The CID investigations insisted that Schaffter had apparently left home at around 2pm on 15 December 2022 and his murder has taken place well within half an hour since his departure from his home. In December 2022, Colombo Additional Magistrate ordered travel ban on Brian Thomas as part of the investigation proceedings. It was later revealed that Thomas was reportedly owing Schaffter for a sum of around 1.4 billion and Schaffter had made apparently made complaints to the CID about Thomas way back in 2019 for not repaying back the due on time.

On 8 February 2023, Hulftsdorp Magistrate Court was informed that Schaffter's death was a result of the ingestion of cyanide.

On 27 February 2023, a five-member panel of medical experts to inquire into the matter revolving the mysterious death of Schaffter to ascertain whether his death was caused by murder or suicide. In April 2023, Colombo Chief Magistrate's Court ordered government analyst to conduct DNA test on Brian Thomas since he was one of the key suspects behind the murder case.

In May 2023, his body was exhumed under armed tight security based on a special request made by the Expert Panel Committee appointed by the court in order to verify the true nature behind the cause of his death. In September 2023, the exhumed body was returned to the family members of Schaffter.

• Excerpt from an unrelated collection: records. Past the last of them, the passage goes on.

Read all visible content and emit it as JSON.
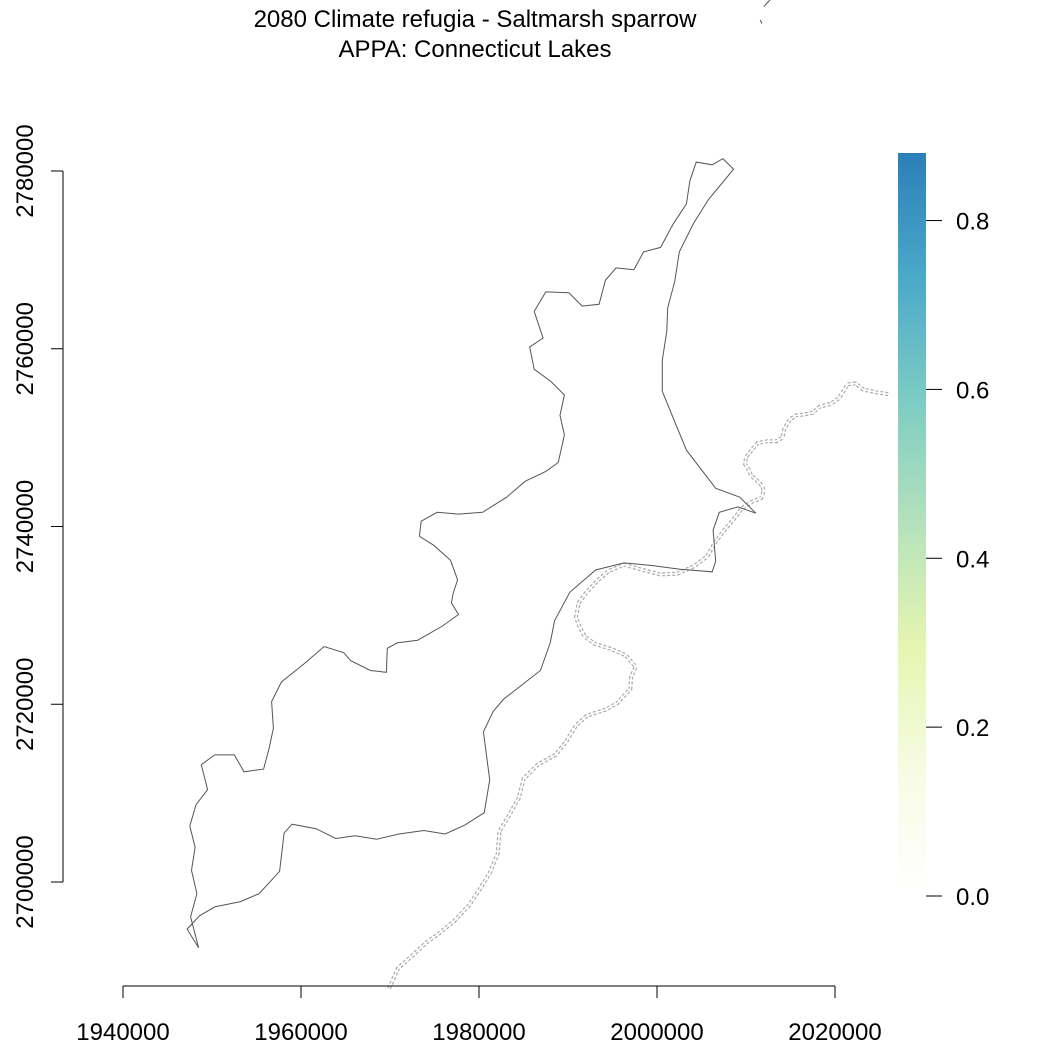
{
  "chart_data": {
    "type": "map",
    "title": "2080 Climate refugia - Saltmarsh sparrow",
    "subtitle": "APPA: Connecticut Lakes",
    "xlabel": "",
    "ylabel": "",
    "x_ticks": [
      1940000,
      1960000,
      1980000,
      2000000,
      2020000
    ],
    "x_tick_labels": [
      "1940000",
      "1960000",
      "1980000",
      "2000000",
      "2020000"
    ],
    "y_ticks": [
      2700000,
      2720000,
      2740000,
      2760000,
      2780000
    ],
    "y_tick_labels": [
      "2700000",
      "2720000",
      "2740000",
      "2760000",
      "2780000"
    ],
    "xlim": [
      1940000,
      2020000
    ],
    "ylim": [
      2688000,
      2800000
    ],
    "legend": {
      "type": "colorbar",
      "placement": "right",
      "range": [
        0.0,
        0.88
      ],
      "ticks": [
        0.0,
        0.2,
        0.4,
        0.6,
        0.8
      ],
      "tick_labels": [
        "0.0",
        "0.2",
        "0.4",
        "0.6",
        "0.8"
      ],
      "colors": [
        "#ffffff",
        "#f7fbe4",
        "#e6f6b1",
        "#b5e2bb",
        "#7dccc4",
        "#4aa8c9",
        "#2c7fb8"
      ]
    },
    "line_colors": {
      "boundary": "#555555",
      "state_line": "#aaaaaa"
    },
    "grid": false,
    "boundary_polygon": [
      [
        1948.5,
        2692.6
      ],
      [
        1947.2,
        2694.7
      ],
      [
        1948.6,
        2696.2
      ],
      [
        1950.3,
        2697.2
      ],
      [
        1953.2,
        2697.8
      ],
      [
        1955.3,
        2698.7
      ],
      [
        1957.6,
        2701.2
      ],
      [
        1958.1,
        2705.5
      ],
      [
        1959.0,
        2706.5
      ],
      [
        1961.7,
        2706.0
      ],
      [
        1963.9,
        2704.9
      ],
      [
        1966.1,
        2705.2
      ],
      [
        1968.5,
        2704.8
      ],
      [
        1971.0,
        2705.4
      ],
      [
        1973.8,
        2705.8
      ],
      [
        1976.2,
        2705.4
      ],
      [
        1978.4,
        2706.4
      ],
      [
        1980.6,
        2707.8
      ],
      [
        1981.2,
        2711.5
      ],
      [
        1980.5,
        2716.9
      ],
      [
        1981.6,
        2719.2
      ],
      [
        1982.8,
        2720.6
      ],
      [
        1984.6,
        2722.0
      ],
      [
        1986.9,
        2723.8
      ],
      [
        1988.0,
        2726.9
      ],
      [
        1988.5,
        2729.4
      ],
      [
        1990.2,
        2732.6
      ],
      [
        1993.1,
        2735.1
      ],
      [
        1996.3,
        2735.9
      ],
      [
        1999.5,
        2735.6
      ],
      [
        2002.6,
        2735.2
      ],
      [
        2006.2,
        2734.9
      ],
      [
        2006.6,
        2736.1
      ],
      [
        2006.3,
        2739.6
      ],
      [
        2007.0,
        2741.6
      ],
      [
        2009.1,
        2742.2
      ],
      [
        2011.1,
        2741.5
      ],
      [
        2009.3,
        2743.3
      ],
      [
        2006.6,
        2744.3
      ],
      [
        2003.3,
        2748.6
      ],
      [
        2000.6,
        2755.2
      ],
      [
        2000.6,
        2758.7
      ],
      [
        2001.1,
        2762.0
      ],
      [
        2001.2,
        2764.6
      ],
      [
        2002.0,
        2767.6
      ],
      [
        2002.5,
        2770.9
      ],
      [
        2004.1,
        2774.1
      ],
      [
        2005.8,
        2776.8
      ],
      [
        2007.7,
        2779.1
      ],
      [
        2008.6,
        2780.2
      ],
      [
        2007.4,
        2781.4
      ],
      [
        2006.2,
        2780.7
      ],
      [
        2004.4,
        2781.0
      ],
      [
        2003.7,
        2778.9
      ],
      [
        2003.3,
        2776.3
      ],
      [
        2001.8,
        2774.0
      ],
      [
        2000.4,
        2771.4
      ],
      [
        1998.5,
        2770.9
      ],
      [
        1997.4,
        2768.9
      ],
      [
        1995.4,
        2769.1
      ],
      [
        1994.2,
        2767.7
      ],
      [
        1993.5,
        2765.0
      ],
      [
        1991.6,
        2764.8
      ],
      [
        1990.1,
        2766.3
      ],
      [
        1987.5,
        2766.4
      ],
      [
        1986.2,
        2764.2
      ],
      [
        1987.2,
        2761.2
      ],
      [
        1985.7,
        2760.2
      ],
      [
        1986.2,
        2757.7
      ],
      [
        1988.1,
        2756.3
      ],
      [
        1989.6,
        2754.8
      ],
      [
        1989.1,
        2752.5
      ],
      [
        1989.6,
        2750.3
      ],
      [
        1988.9,
        2747.2
      ],
      [
        1987.5,
        2746.2
      ],
      [
        1985.2,
        2745.1
      ],
      [
        1983.1,
        2743.3
      ],
      [
        1980.4,
        2741.6
      ],
      [
        1977.7,
        2741.4
      ],
      [
        1975.3,
        2741.6
      ],
      [
        1973.5,
        2740.6
      ],
      [
        1973.3,
        2738.9
      ],
      [
        1974.9,
        2737.9
      ],
      [
        1976.8,
        2736.2
      ],
      [
        1977.6,
        2734.0
      ],
      [
        1977.1,
        2732.5
      ],
      [
        1976.9,
        2731.4
      ],
      [
        1977.7,
        2730.1
      ],
      [
        1975.9,
        2728.8
      ],
      [
        1973.1,
        2727.2
      ],
      [
        1970.8,
        2726.9
      ],
      [
        1969.7,
        2726.3
      ],
      [
        1969.6,
        2723.6
      ],
      [
        1967.8,
        2723.8
      ],
      [
        1965.6,
        2724.9
      ],
      [
        1964.8,
        2725.8
      ],
      [
        1962.6,
        2726.5
      ],
      [
        1960.4,
        2724.6
      ],
      [
        1957.8,
        2722.5
      ],
      [
        1956.7,
        2720.3
      ],
      [
        1956.9,
        2717.3
      ],
      [
        1956.4,
        2715.0
      ],
      [
        1955.8,
        2712.7
      ],
      [
        1953.6,
        2712.4
      ],
      [
        1952.5,
        2714.3
      ],
      [
        1950.3,
        2714.3
      ],
      [
        1948.8,
        2713.2
      ],
      [
        1949.5,
        2710.4
      ],
      [
        1948.2,
        2708.7
      ],
      [
        1947.5,
        2706.3
      ],
      [
        1948.1,
        2703.9
      ],
      [
        1947.7,
        2701.3
      ],
      [
        1948.3,
        2698.7
      ],
      [
        1947.6,
        2696.1
      ],
      [
        1948.5,
        2692.6
      ]
    ],
    "state_line": [
      [
        1969.9,
        2688.0
      ],
      [
        1970.9,
        2690.3
      ],
      [
        1972.6,
        2691.8
      ],
      [
        1974.1,
        2693.2
      ],
      [
        1975.5,
        2694.2
      ],
      [
        1977.2,
        2695.6
      ],
      [
        1978.9,
        2697.4
      ],
      [
        1980.1,
        2699.2
      ],
      [
        1981.2,
        2701.0
      ],
      [
        1982.1,
        2703.2
      ],
      [
        1982.3,
        2705.7
      ],
      [
        1983.5,
        2707.7
      ],
      [
        1984.5,
        2709.5
      ],
      [
        1985.0,
        2711.6
      ],
      [
        1986.6,
        2713.2
      ],
      [
        1988.6,
        2714.3
      ],
      [
        1989.8,
        2715.8
      ],
      [
        1990.9,
        2717.6
      ],
      [
        1992.1,
        2718.7
      ],
      [
        1994.2,
        2719.4
      ],
      [
        1995.5,
        2720.1
      ],
      [
        1997.0,
        2721.7
      ],
      [
        1997.1,
        2723.1
      ],
      [
        1997.6,
        2724.2
      ],
      [
        1996.5,
        2725.5
      ],
      [
        1994.9,
        2726.2
      ],
      [
        1993.0,
        2726.8
      ],
      [
        1991.9,
        2727.6
      ],
      [
        1991.3,
        2728.7
      ],
      [
        1990.9,
        2729.8
      ],
      [
        1991.2,
        2731.4
      ],
      [
        1992.0,
        2732.5
      ],
      [
        1993.4,
        2734.0
      ],
      [
        1994.6,
        2735.0
      ],
      [
        1996.3,
        2735.7
      ],
      [
        1998.4,
        2735.1
      ],
      [
        2000.4,
        2734.6
      ],
      [
        2002.3,
        2734.7
      ],
      [
        2004.1,
        2735.5
      ],
      [
        2005.6,
        2736.6
      ],
      [
        2006.4,
        2738.0
      ],
      [
        2007.4,
        2739.4
      ],
      [
        2008.6,
        2740.8
      ],
      [
        2009.6,
        2742.1
      ],
      [
        2010.7,
        2742.8
      ],
      [
        2011.7,
        2743.2
      ],
      [
        2012.0,
        2744.0
      ],
      [
        2011.8,
        2744.6
      ],
      [
        2011.2,
        2745.2
      ],
      [
        2010.6,
        2745.7
      ],
      [
        2010.3,
        2746.4
      ],
      [
        2009.9,
        2747.0
      ],
      [
        2010.0,
        2747.8
      ],
      [
        2010.8,
        2748.8
      ],
      [
        2011.3,
        2749.4
      ],
      [
        2012.4,
        2749.6
      ],
      [
        2013.4,
        2749.6
      ],
      [
        2014.1,
        2750.0
      ],
      [
        2014.3,
        2751.0
      ],
      [
        2014.9,
        2752.0
      ],
      [
        2015.6,
        2752.5
      ],
      [
        2016.5,
        2752.6
      ],
      [
        2017.5,
        2752.8
      ],
      [
        2018.3,
        2753.5
      ],
      [
        2019.5,
        2753.8
      ],
      [
        2020.4,
        2754.4
      ],
      [
        2021.0,
        2755.3
      ],
      [
        2021.4,
        2756.0
      ],
      [
        2022.3,
        2756.1
      ],
      [
        2023.2,
        2755.4
      ],
      [
        2024.6,
        2755.1
      ],
      [
        2026.0,
        2754.9
      ]
    ],
    "outlier_segments": [
      [
        [
          2012.0,
          2798.5
        ],
        [
          2013.2,
          2799.8
        ],
        [
          2013.8,
          2801.6
        ]
      ],
      [
        [
          2011.8,
          2796.6
        ],
        [
          2011.6,
          2797.0
        ]
      ]
    ],
    "outlier_note_units": "thousands"
  }
}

On 1 November 2023, Colombo Magistrate's court concluded that the death of Dinesh Schaffter was a murder. The court further informed that the five-member expert panel which was appointed to investigate the death of Schaffter had arrived to such conclusion by confirming that his death was caused by the external pressure applied to the areas of his neck and face. The facts were presented by the Expert Panel which also included Judicial Medical Officers in front of Colombo Magistrate Rajindra Jayasuriya and the report was submitted after an independent series of investigations. However, the relatives of Schaffter requested the court to allow the attorneys to present facts regarding the post mortem examination report which the Magistrate refused to accept by highlighting the fact that there is no provision available in the law that allows an external party to present facts regarding such judiciary cases. During the court proceedings, his body was placed at the Karapitiya Teaching Hospital. The judge gave instructions to provide necessary facilities for the burial of the remains at the Jawatte Cemetery. The court further instructed the Criminal Investigation Department to take immediate action to arrest those who were involved around the murder of Schaffter.